Well, I nevah had a cat before. So I goes to duh store to get a catbox an kitty litter an cat food and I sets da cat up and open da carrier door and it takes, it must be an hour before duh cat even steps out. It’s movin real slow, and it starts to pick at duh food but it’s havin a hard time even chewin and dat’s when I realize how old and sick dis cat really is, like he ain’t got days to live, he got hours. I shake my head. Who dumps off a dyin cat?

But you know what? Dat cat eats the food I give him – it takes him ool day – but he makes it to duh next day and to duh next and a week passes, den two, and before I know it dis cat is getting strawnguh and I’m startin to like him. And get dis – he’s startin tuh like me. He follows me aroun dee apahtment wid his tail in the air and meeowws heah and deh and cracks me up. I think about givin him a name. I been kwallin him Cat. He reminds me of a dog we had when I was a kid. Got hit by a cah and poor thing was supposed tuh die but juss… kep on livin.

So one day I come home, and duh cat, he’s nowheres. I look and I look, movin furniture heah and deh and den I see him, behine da couch, layin still. I ohready know. Juss like dat damn dog we had: soons we got use ta havin him around he up and died. It broke my little sister’s haht, but I wasn’t gonna cry for no damn cat. I didn’t even call Jimmy. To hell wid him and his ma, dumpin an ole sick cat.

I scooped up duh cat in a garbage bag and tied it nice and tight. Den what? In the ole days we’d bury him inna back. Or throw him inna garbage. I mean, I wasn’t makin a trip to Canahsie for no dead cat.
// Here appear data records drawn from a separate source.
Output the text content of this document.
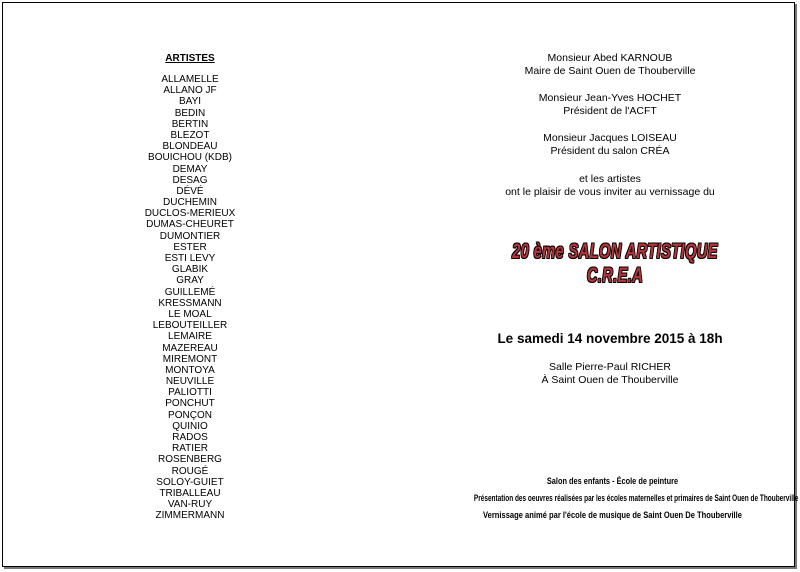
ARTISTES
ALLAMELLE
ALLANO JF
BAYI
BEDIN
BERTIN
BLEZOT
BLONDEAU
BOUICHOU (KDB)
DEMAY
DESAG
DÉVÉ
DUCHEMIN
DUCLOS-MERIEUX
DUMAS-CHEURET
DUMONTIER
ESTER
ESTI LEVY
GLABIK
GRAY
GUILLEMÉ
KRESSMANN
LE MOAL
LEBOUTEILLER
LEMAIRE
MAZEREAU
MIREMONT
MONTOYA
NEUVILLE
PALIOTTI
PONCHUT
PONÇON
QUINIO
RADOS
RATIER
ROSENBERG
ROUGÉ
SOLOY-GUIET
TRIBALLEAU
VAN-RUY
ZIMMERMANN
Monsieur Abed KARNOUB
Maire de Saint Ouen de Thouberville
Monsieur Jean-Yves HOCHET
Président de l'ACFT
Monsieur Jacques LOISEAU
Président du salon CRÉA
et les artistes
ont le plaisir de vous inviter au vernissage du
20 ème SALON ARTISTIQUE C.R.E.A
Le samedi 14 novembre 2015 à 18h
Salle Pierre-Paul RICHER
À Saint Ouen de Thouberville
Salon des enfants - École de peinture
Présentation des oeuvres réalisées par les écoles maternelles et primaires de Saint Ouen de Thouberville
Vernissage animé par l'école de musique de Saint Ouen De Thouberville
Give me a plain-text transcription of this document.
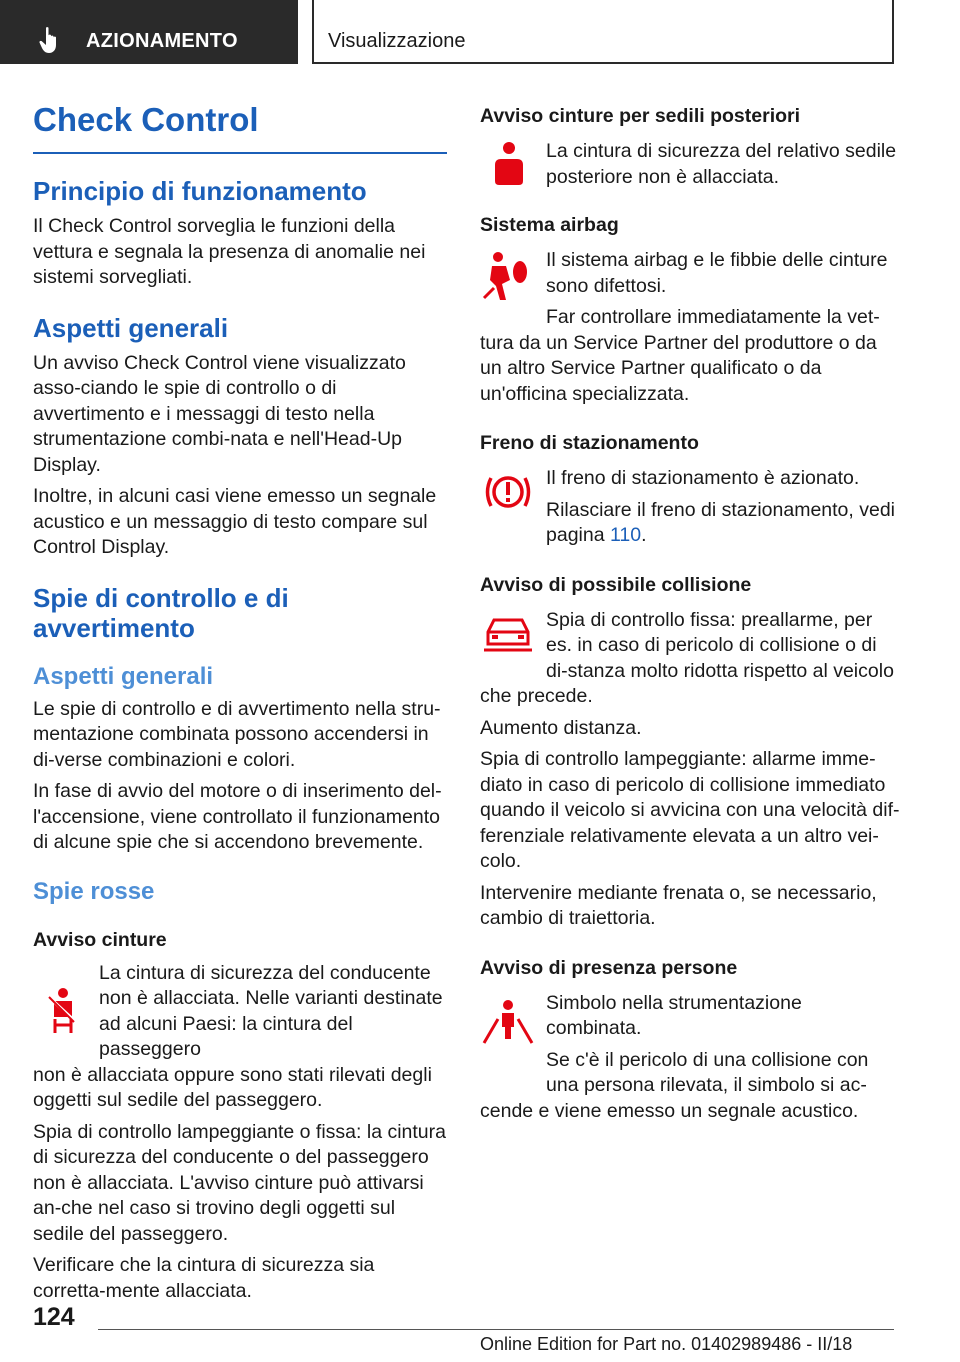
AZIONAMENTO	Visualizzazione
Check Control
Principio di funzionamento

Il Check Control sorveglia le funzioni della vettura e segnala la presenza di anomalie nei sistemi sorvegliati.

Aspetti generali

Un avviso Check Control viene visualizzato asso-ciando le spie di controllo o di avvertimento e i messaggi di testo nella strumentazione combi-nata e nell'Head-Up Display.

Inoltre, in alcuni casi viene emesso un segnale acustico e un messaggio di testo compare sul Control Display.

Spie di controllo e di avvertimento
Aspetti generali

Le spie di controllo e di avvertimento nella stru-mentazione combinata possono accendersi in di-verse combinazioni e colori.

In fase di avvio del motore o di inserimento del-l'accensione, viene controllato il funzionamento di alcune spie che si accendono brevemente.

Spie rosse
Avviso cinture

La cintura di sicurezza del conducente non è allacciata. Nelle varianti destinate ad alcuni Paesi: la cintura del passeggero

non è allacciata oppure sono stati rilevati degli oggetti sul sedile del passeggero.

Spia di controllo lampeggiante o fissa: la cintura di sicurezza del conducente o del passeggero non è allacciata. L'avviso cinture può attivarsi an-che nel caso si trovino degli oggetti sul sedile del passeggero.

Verificare che la cintura di sicurezza sia corretta-mente allacciata.

Avviso cinture per sedili posteriori

La cintura di sicurezza del relativo sedile posteriore non è allacciata.

Sistema airbag

Il sistema airbag e le fibbie delle cinture sono difettosi.

Far controllare immediatamente la vet-

tura da un Service Partner del produttore o da un altro Service Partner qualificato o da un'officina specializzata.

Freno di stazionamento

Il freno di stazionamento è azionato.

Rilasciare il freno di stazionamento, vedi pagina 110.

Avviso di possibile collisione

Spia di controllo fissa: preallarme, per es. in caso di pericolo di collisione o di di-stanza molto ridotta rispetto al veicolo

che precede.

Aumento distanza.

Spia di controllo lampeggiante: allarme imme-diato in caso di pericolo di collisione immediato quando il veicolo si avvicina con una velocità dif-ferenziale relativamente elevata a un altro vei-colo.

Intervenire mediante frenata o, se necessario, cambio di traiettoria.

Avviso di presenza persone

Simbolo nella strumentazione combinata.

Se c'è il pericolo di una collisione con una persona rilevata, il simbolo si ac-

cende e viene emesso un segnale acustico.

124
Online Edition for Part no. 01402989486 - II/18
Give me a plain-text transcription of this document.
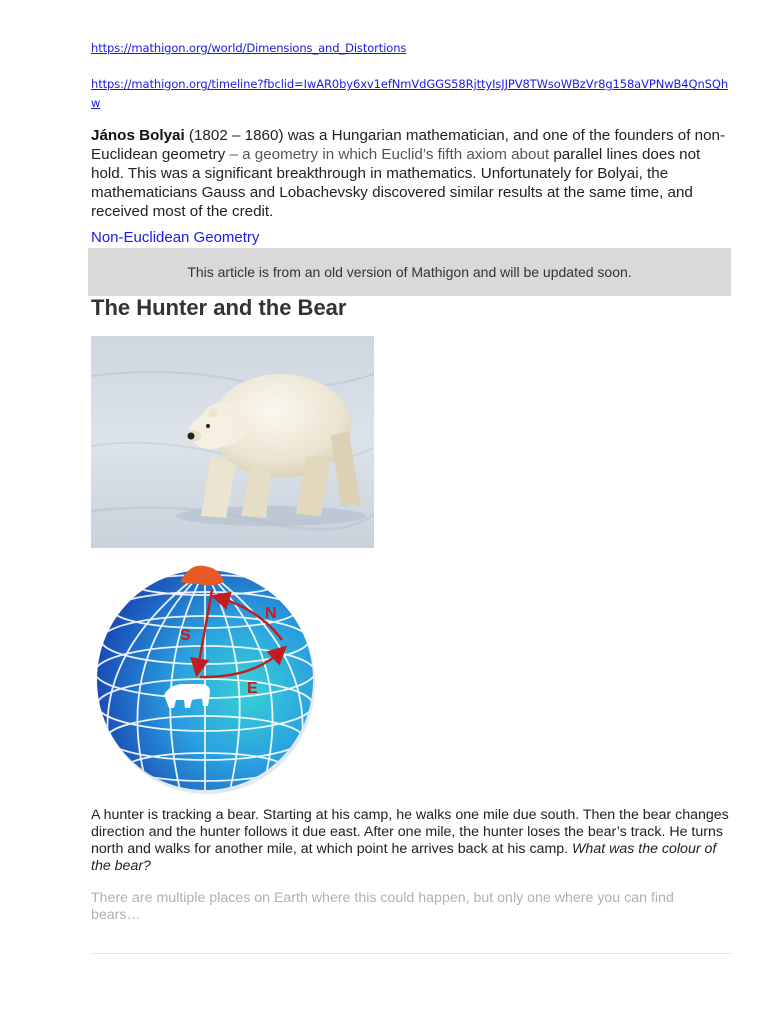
https://mathigon.org/world/Dimensions_and_Distortions
https://mathigon.org/timeline?fbclid=IwAR0by6xv1efNmVdGGS58RjttyIsJJPV8TWsoWBzVr8g158aVPNwB4QnSQhw

János Bolyai (1802 – 1860) was a Hungarian mathematician, and one of the founders of non-Euclidean geometry – a geometry in which Euclid’s fifth axiom about parallel lines does not hold. This was a significant breakthrough in mathematics. Unfortunately for Bolyai, the mathematicians Gauss and Lobachevsky discovered similar results at the same time, and received most of the credit.

Non-Euclidean Geometry
This article is from an old version of Mathigon and will be updated soon.
The Hunter and the Bear
S
E
N

A hunter is tracking a bear. Starting at his camp, he walks one mile due south. Then the bear changes direction and the hunter follows it due east. After one mile, the hunter loses the bear’s track. He turns north and walks for another mile, at which point he arrives back at his camp. What was the colour of the bear?

There are multiple places on Earth where this could happen, but only one where you can find bears…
But it didn’t seem right, ya know?

Times has really changed.


Adam Wojack teaches English and classical literature in a New York City public high school. Before this, he served in the United States Army for over twenty years in places such as Iraq, Afghanistan, Kosovo, and Germany. He has published fiction and non-fiction in From Whispers to Roars, The New York Times, Nine Lines Literary Journal and Military Review. He lives in Brooklyn.